From: Chris Barker email@example.com To: Perry Greenfield firstname.lastname@example.org, email@example.com Subject: [Numpy-discussion] Re: Re-implementation of Python Numerical arrays (Numeric) available for download
I used Poor wording. When I wrote "datatypes", I meant data types in a much higher order sense. Perhaps structures or classes would be a better term. What I mean is that is should be easy to use an manipulate the same multidimensional arrays from both Python and C/C++. In the current Numeric, most folks generate a contiguous array, and then just use the array->data pointer to get what is essentially a C array. That's fine if you are using it in a traditional C way, with fixed dimension, one datatype, etc. What I'm imagining is having an object in C or C++ that could be easily used as a multidimentional array. I'm thinking C++ would probably neccesary, and probably templates as well, which is why blitz++ looked promising. Of course, blitz++ only compiles with a few up-to-date compilers, so you'd never get it into the standard library that way!
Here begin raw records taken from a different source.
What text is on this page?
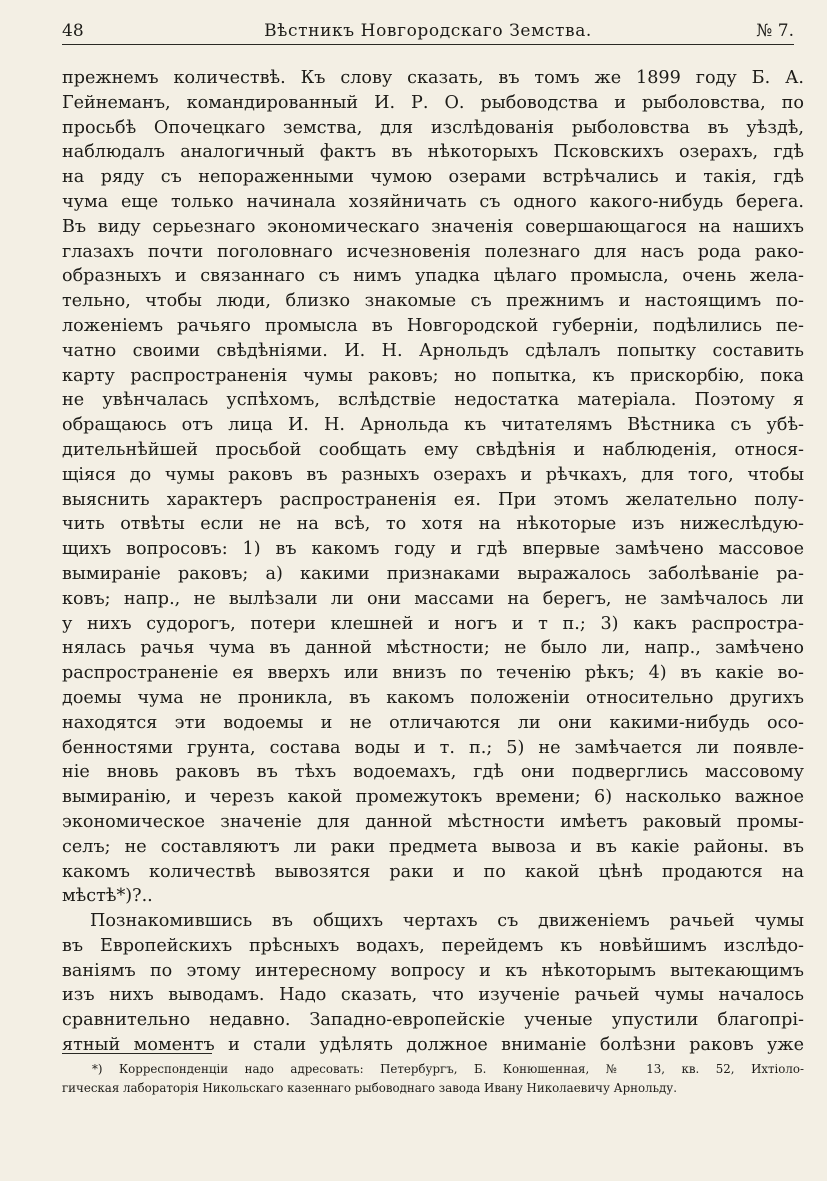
48	Вѣстникъ Новгородскаго Земства.	№ 7.
прежнемъ количествѣ. Къ слову сказать, въ томъ же 1899 году Б. А.
Гейнеманъ, командированный И. Р. О. рыбоводства и рыболовства, по
просьбѣ Опочецкаго земства, для изслѣдованія рыболовства въ уѣздѣ,
наблюдалъ аналогичный фактъ въ нѣкоторыхъ Псковскихъ озерахъ, гдѣ
на ряду съ непораженными чумою озерами встрѣчались и такія, гдѣ
чума еще только начинала хозяйничать съ одного какого-нибудь берега.
Въ виду серьезнаго экономическаго значенія совершающагося на нашихъ
глазахъ почти поголовнаго исчезновенія полезнаго для насъ рода рако-
образныхъ и связаннаго съ нимъ упадка цѣлаго промысла, очень жела-
тельно, чтобы люди, близко знакомые съ прежнимъ и настоящимъ по-
ложеніемъ рачьяго промысла въ Новгородской губерніи, подѣлились пе-
чатно своими свѣдѣніями. И. Н. Арнольдъ сдѣлалъ попытку составить
карту распространенія чумы раковъ; но попытка, къ прискорбію, пока
не увѣнчалась успѣхомъ, вслѣдствіе недостатка матеріала. Поэтому я
обращаюсь отъ лица И. Н. Арнольда къ читателямъ Вѣстника съ убѣ-
дительнѣйшей просьбой сообщать ему свѣдѣнія и наблюденія, относя-
щіяся до чумы раковъ въ разныхъ озерахъ и рѣчкахъ, для того, чтобы
выяснить характеръ распространенія ея. При этомъ желательно полу-
чить отвѣты если не на всѣ, то хотя на нѣкоторые изъ нижеслѣдую-
щихъ вопросовъ: 1) въ какомъ году и гдѣ впервые замѣчено массовое
вымираніе раковъ; а) какими признаками выражалось заболѣваніе ра-
ковъ; напр., не вылѣзали ли они массами на берегъ, не замѣчалось ли
у нихъ судорогъ, потери клешней и ногъ и т п.; 3) какъ распростра-
нялась рачья чума въ данной мѣстности; не было ли, напр., замѣчено
распространеніе ея вверхъ или внизъ по теченію рѣкъ; 4) въ какіе во-
доемы чума не проникла, въ какомъ положеніи относительно другихъ
находятся эти водоемы и не отличаются ли они какими-нибудь осо-
бенностями грунта, состава воды и т. п.; 5) не замѣчается ли появле-
ніе вновь раковъ въ тѣхъ водоемахъ, гдѣ они подверглись массовому
вымиранію, и черезъ какой промежутокъ времени; 6) насколько важное
экономическое значеніе для данной мѣстности имѣетъ раковый промы-
селъ; не составляютъ ли раки предмета вывоза и въ какіе районы. въ
какомъ количествѣ вывозятся раки и по какой цѣнѣ продаются на
мѣстѣ*)?..
Познакомившись въ общихъ чертахъ съ движеніемъ рачьей чумы
въ Европейскихъ прѣсныхъ водахъ, перейдемъ къ новѣйшимъ изслѣдо-
ваніямъ по этому интересному вопросу и къ нѣкоторымъ вытекающимъ
изъ нихъ выводамъ. Надо сказать, что изученіе рачьей чумы началось
сравнительно недавно. Западно-европейскіе ученые упустили благопрі-
ятный моментъ и стали удѣлять должное вниманіе болѣзни раковъ уже
*) Корреспонденціи надо адресовать: Петербургъ, Б. Конюшенная, № 13, кв. 52, Ихтіоло-
гическая лабораторія Никольскаго казеннаго рыбоводнаго завода Ивану Николаевичу Арнольду.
Yes, that was an important issue (C++ and the Python Standard Library). And yes, it is not terribly convenient to access multi-dimensional arrays in C (of varying sizes). We don't solve that problem in the way a C++ library could. But I suppose that some might say that C++ libraries may introduce their own, new problems. But coming up with the one solution to all scientific computing appears well beyond our grasp at the moment. If someone does see that solution, let us know!
I agree, but from the newsgroup, it is clear that a lot of folks are very reluctant to use something that is not part of the standard library.
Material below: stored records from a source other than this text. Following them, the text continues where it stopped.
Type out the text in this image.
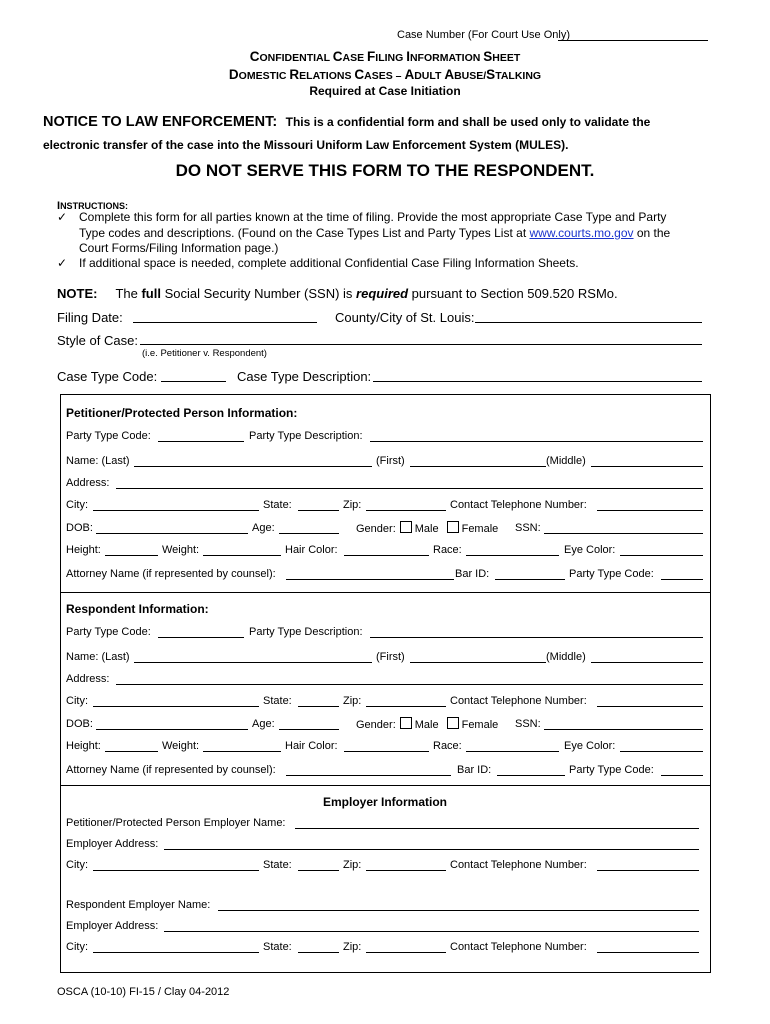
Case Number (For Court Use Only)
CONFIDENTIAL CASE FILING INFORMATION SHEET
DOMESTIC RELATIONS CASES – ADULT ABUSE/STALKING
Required at Case Initiation
NOTICE TO LAW ENFORCEMENT: This is a confidential form and shall be used only to validate the
electronic transfer of the case into the Missouri Uniform Law Enforcement System (MULES).
DO NOT SERVE THIS FORM TO THE RESPONDENT.
INSTRUCTIONS:
✓ Complete this form for all parties known at the time of filing. Provide the most appropriate Case Type and Party
Type codes and descriptions. (Found on the Case Types List and Party Types List at www.courts.mo.gov on the
Court Forms/Filing Information page.)
✓ If additional space is needed, complete additional Confidential Case Filing Information Sheets.
NOTE: The full Social Security Number (SSN) is required pursuant to Section 509.520 RSMo.
Filing Date:	County/City of St. Louis:
Style of Case:
(i.e. Petitioner v. Respondent)
Case Type Code:	Case Type Description:
Petitioner/Protected Person Information:
Party Type Code:	Party Type Description:
Name: (Last)	(First)	(Middle)
Address:
City:	State:	Zip:	Contact Telephone Number:
DOB:	Age:	Gender: Male Female SSN:
Height:	Weight:	Hair Color:	Race:	Eye Color:
Attorney Name (if represented by counsel):	Bar ID:	Party Type Code:
Respondent Information:
Party Type Code:	Party Type Description:
Name: (Last)	(First)	(Middle)
Address:
City:	State:	Zip:	Contact Telephone Number:
DOB:	Age:	Gender: Male Female SSN:
Height:	Weight:	Hair Color:	Race:	Eye Color:
Attorney Name (if represented by counsel):	Bar ID:	Party Type Code:
Employer Information
Petitioner/Protected Person Employer Name:
Employer Address:
City:	State:	Zip:	Contact Telephone Number:
Respondent Employer Name:
Employer Address:
City:	State:	Zip:	Contact Telephone Number:
OSCA (10-10) FI-15 / Clay 04-2012
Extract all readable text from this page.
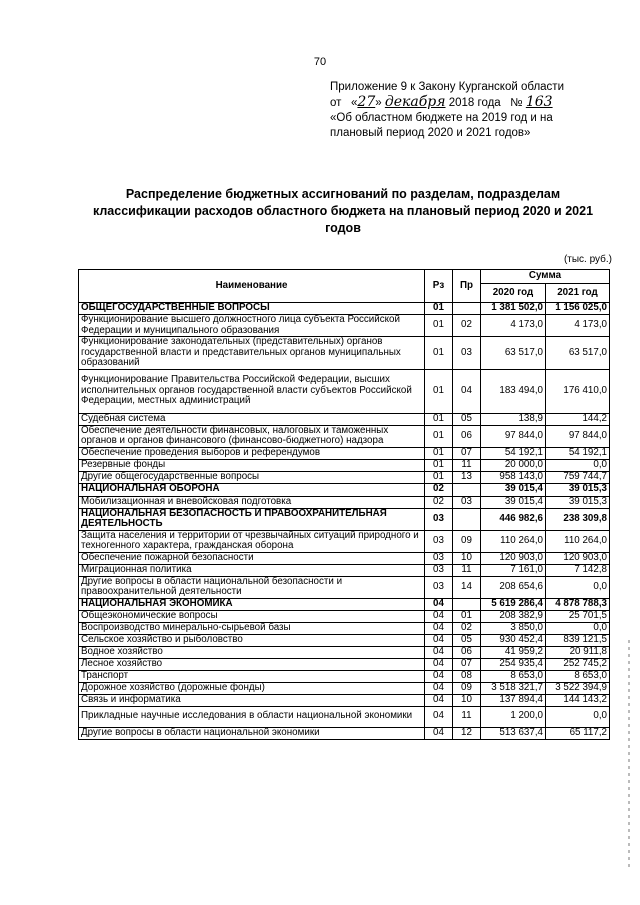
70
Приложение 9 к Закону Курганской области
от «27» декабря 2018 года № 163
«Об областном бюджете на 2019 год и на
плановый период 2020 и 2021 годов»
Распределение бюджетных ассигнований по разделам, подразделам классификации расходов областного бюджета на плановый период 2020 и 2021 годов
(тыс. руб.)
Наименование	Рз	Пр	Сумма	
			2020 год	2021 год
ОБЩЕГОСУДАРСТВЕННЫЕ ВОПРОСЫ	01		1 381 502,0	1 156 025,0
Функционирование высшего должностного лица субъекта Российской Федерации и муниципального образования	01	02	4 173,0	4 173,0
Функционирование законодательных (представительных) органов государственной власти и представительных органов муниципальных образований	01	03	63 517,0	63 517,0
Функционирование Правительства Российской Федерации, высших исполнительных органов государственной власти субъектов Российской Федерации, местных администраций	01	04	183 494,0	176 410,0
Судебная система	01	05	138,9	144,2
Обеспечение деятельности финансовых, налоговых и таможенных органов и органов финансового (финансово-бюджетного) надзора	01	06	97 844,0	97 844,0
Обеспечение проведения выборов и референдумов	01	07	54 192,1	54 192,1
Резервные фонды	01	11	20 000,0	0,0
Другие общегосударственные вопросы	01	13	958 143,0	759 744,7
НАЦИОНАЛЬНАЯ ОБОРОНА	02		39 015,4	39 015,3
Мобилизационная и вневойсковая подготовка	02	03	39 015,4	39 015,3
НАЦИОНАЛЬНАЯ БЕЗОПАСНОСТЬ И ПРАВООХРАНИТЕЛЬНАЯ ДЕЯТЕЛЬНОСТЬ	03		446 982,6	238 309,8
Защита населения и территории от чрезвычайных ситуаций природного и техногенного характера, гражданская оборона	03	09	110 264,0	110 264,0
Обеспечение пожарной безопасности	03	10	120 903,0	120 903,0
Миграционная политика	03	11	7 161,0	7 142,8
Другие вопросы в области национальной безопасности и правоохранительной деятельности	03	14	208 654,6	0,0
НАЦИОНАЛЬНАЯ ЭКОНОМИКА	04		5 619 286,4	4 878 788,3
Общеэкономические вопросы	04	01	208 382,9	25 701,5
Воспроизводство минерально-сырьевой базы	04	02	3 850,0	0,0
Сельское хозяйство и рыболовство	04	05	930 452,4	839 121,5
Водное хозяйство	04	06	41 959,2	20 911,8
Лесное хозяйство	04	07	254 935,4	252 745,2
Транспорт	04	08	8 653,0	8 653,0
Дорожное хозяйство (дорожные фонды)	04	09	3 518 321,7	3 522 394,9
Связь и информатика	04	10	137 894,4	144 143,2
Прикладные научные исследования в области национальной экономики	04	11	1 200,0	0,0
Другие вопросы в области национальной экономики	04	12	513 637,4	65 117,2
We agree that getting into the standard library is important.
We estimate that numarray is probably another order of magnitude worse, i.e., that 20K element arrays are at half the asymptotic speed. How much should this be improved?
A lot. I use arrays smaller than that most of the time!
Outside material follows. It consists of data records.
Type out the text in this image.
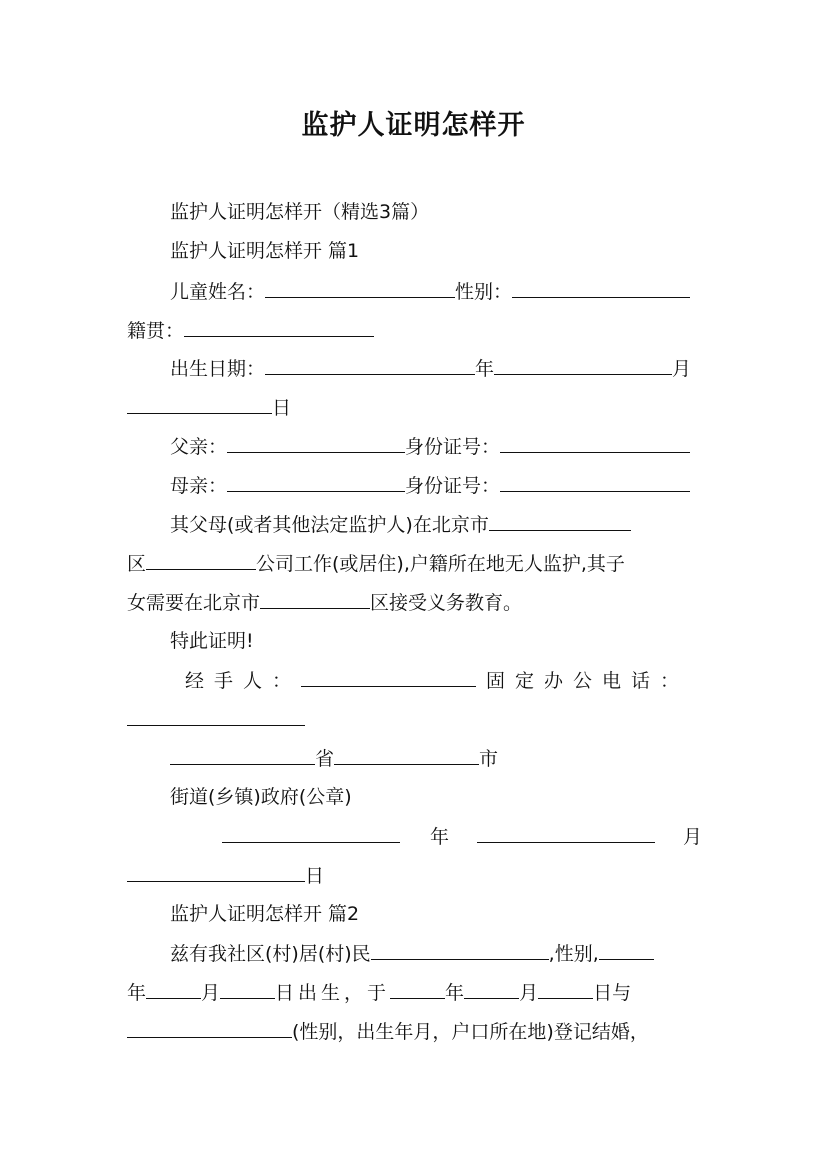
监护人证明怎样开
监护人证明怎样开（精选3篇）
监护人证明怎样开 篇1
儿童姓名：	性别：
籍贯：
出生日期：	年	月
日
父亲：	身份证号：
母亲：	身份证号：
其父母(或者其他法定监护人)在北京市
区	公司工作(或居住),户籍所在地无人监护,其子
女需要在北京市	区接受义务教育。
特此证明!
经手人：	固定办公电话：
省	市
街道(乡镇)政府(公章)
年	月
日
监护人证明怎样开 篇2
兹有我社区(村)居(村)民	,性别,
年	月	日出生，于	年	月	日与
(性别，出生年月，户口所在地)登记结婚，
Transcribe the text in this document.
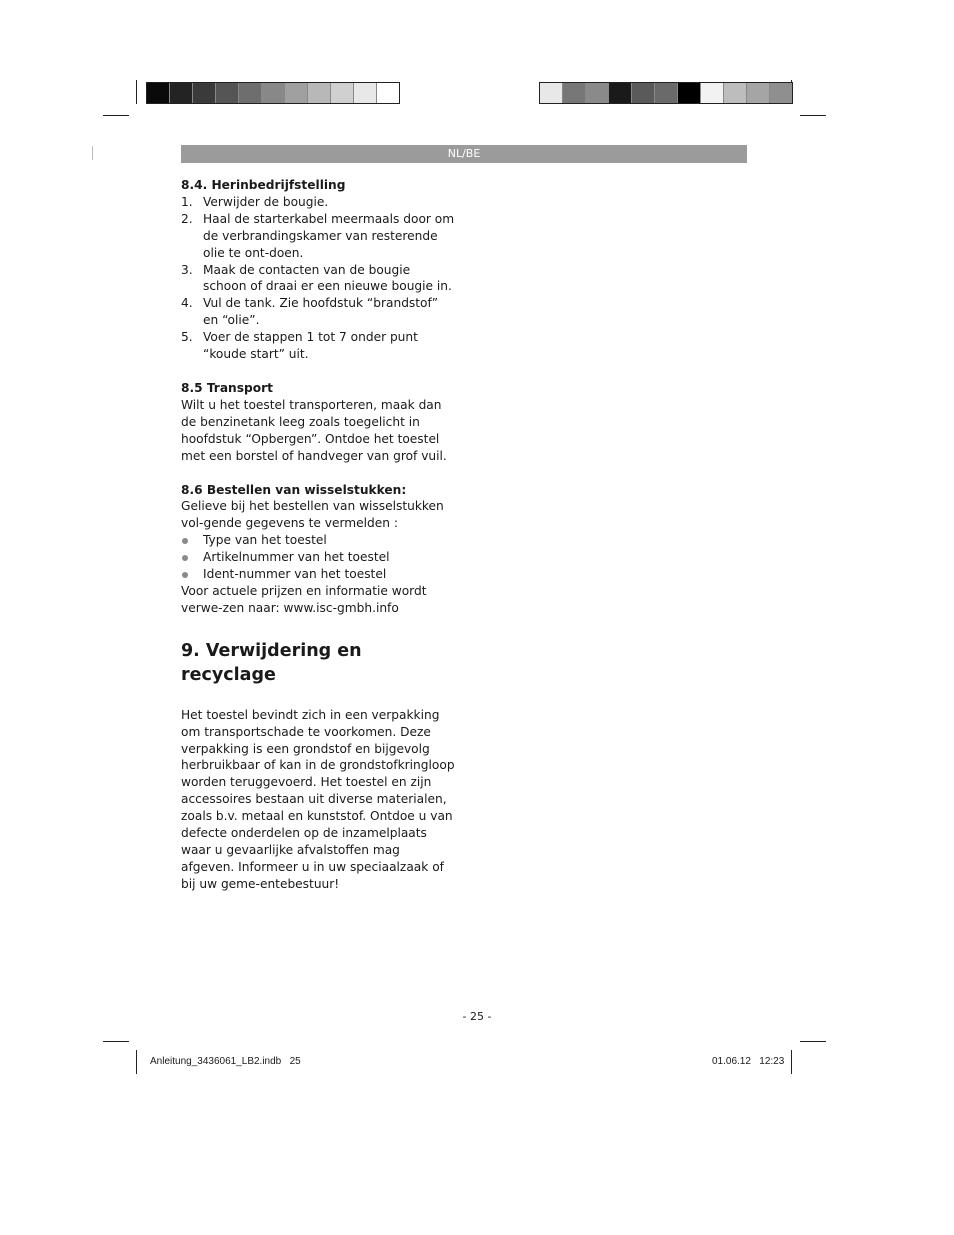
NL/BE
8.4. Herinbedrijfstelling
1. Verwijder de bougie.
2. Haal de starterkabel meermaals door om de verbrandingskamer van resterende olie te ont-doen.
3. Maak de contacten van de bougie schoon of draai er een nieuwe bougie in.
4. Vul de tank. Zie hoofdstuk “brandstof” en “olie”.
5. Voer de stappen 1 tot 7 onder punt “koude start” uit.
8.5 Transport

Wilt u het toestel transporteren, maak dan de benzinetank leeg zoals toegelicht in hoofdstuk “Opbergen”. Ontdoe het toestel met een borstel of handveger van grof vuil.

8.6 Bestellen van wisselstukken:

Gelieve bij het bestellen van wisselstukken vol-gende gegevens te vermelden :

Type van het toestel
Artikelnummer van het toestel
Ident-nummer van het toestel

Voor actuele prijzen en informatie wordt verwe-zen naar: www.isc-gmbh.info

9. Verwijdering en recyclage

Het toestel bevindt zich in een verpakking om transportschade te voorkomen. Deze verpakking is een grondstof en bijgevolg herbruikbaar of kan in de grondstofkringloop worden teruggevoerd. Het toestel en zijn accessoires bestaan uit diverse materialen, zoals b.v. metaal en kunststof. Ontdoe u van defecte onderdelen op de inzamelplaats waar u gevaarlijke afvalstoffen mag afgeven. Informeer u in uw speciaalzaak of bij uw geme-entebestuur!

- 25 -
Anleitung_3436061_LB2.indb   25	01.06.12   12:23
What is good enough? As fast as current Numeric?
As fast as current Numeric would be "good enough" for me. It would be a shame to go backwards in performance!
(IDL does much better than that for example).
My personal benchmark is MATLAB, which I imagine is similar to IDL in performance.
We'll see if we can match current performance (or at least present usable alternative approaches that are faster).
10 element arrays will never be close to C speed in any array based language embedded in an interpreted environment.
Well, sure, I'm not expecting that
100, maybe, but will be very hard. 1000 should be possible with some work.
I suppose MATLAB has it easier, as all arrays are doubles, and, (untill recently anyway), all variable where arrays, and all arrays were 2-d. NumPy is a lot more flexible that that. Is is the type and size checking that takes the time?
Probably, but we haven't started serious benchmarking yet so I wouldn't put much stock in what I say now.
One of the things I do a lot with are coordinates of points and polygons. Sets if points I can handle easily as an NX2 array, but polygons don't work so well, as each polgon has a different number of points, so I use a list of arrays, which I have to loop over. Each polygon can have from about 10 to thousands of points (mostly 10-20, however). One way I have dealt with this is to store a polygon set as a large array of all the points, and another array with the indexes of the start and end of each polygon. That way I can transform the coordinates of all the polygons in one operation. It works OK, but sometimes it is more useful to have them in a sequence.
This is a good example of an ensemble of variable sized arrays.
As mentioned, we tend to deal with large data sets and so I don't think we have a lot of such examples ourselves.
I know large datasets were one of your driving factors, but I really don't want to make performance on smaller datasets secondary.
-- Christopher Barker,
That's why we are asking, and it seems so far that there are enough of those that do care about small arrays to spend the effort to significantly improve the performance.